2011: Year of the desktop app store?

Apple's Mac App Store is only the latest effort to make finding and installing software on your computer as easy as it is on your smartphone. Developer Sergio Tacconi spent several sleepless days and nights porting his app, Pocket Yoga, from the iOS mobile platform to Mac OS X. He wanted to have it available for sale in Apple's Mac App Store on Jan. 6, when the new online software store launched. The task was "harder than expected," he says, "but put in perspective, it's a small investment with a potentially big gain."
That's what many developers who already have iOS apps for the iPhone, iPod Touch and iPad are hoping for: big financial gains from selling their apps, rewritten to run on Mac notebooks and desktops, through the Mac App Store. Since the store's launch, for instance, developers at Evernote say they've seen a huge increase in the number of new users of their note-taking application. Because signing up for Evernote is free, that change doesn't directly affect the company's bottom line, but it stands to reason that some portion of those new users will sign up for Evernote's for-payment Premium service.

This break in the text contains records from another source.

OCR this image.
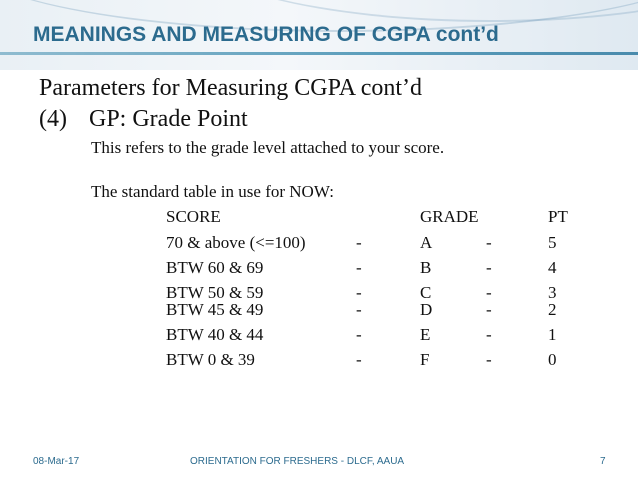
MEANINGS AND MEASURING OF CGPA cont’d
Parameters for Measuring CGPA cont’d
(4) GP: Grade Point
This refers to the grade level attached to your score.
The standard table in use for NOW:
SCORE	GRADE	PT
70 & above (<=100)	-	A	-	5
BTW 60 & 69	-	B	-	4
BTW 50 & 59	-	C	-	3
BTW 45 & 49	-	D	-	2
BTW 40 & 44	-	E	-	1
BTW 0 & 39	-	F	-	0
08-Mar-17	ORIENTATION FOR FRESHERS - DLCF, AAUA	7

Of course, Apple isn't the first major player to apply the app store model, generally associated with applications for smartphones and tablets, to software for notebook and desktop computers. Intel, for instance, launched its AppUp store in early 2010. AppUp is a software front end that's mainly for Windows netbooks running on Intel's Atom processor, but it also works with desktops and laptops running Windows 7 or XP (but not Vista).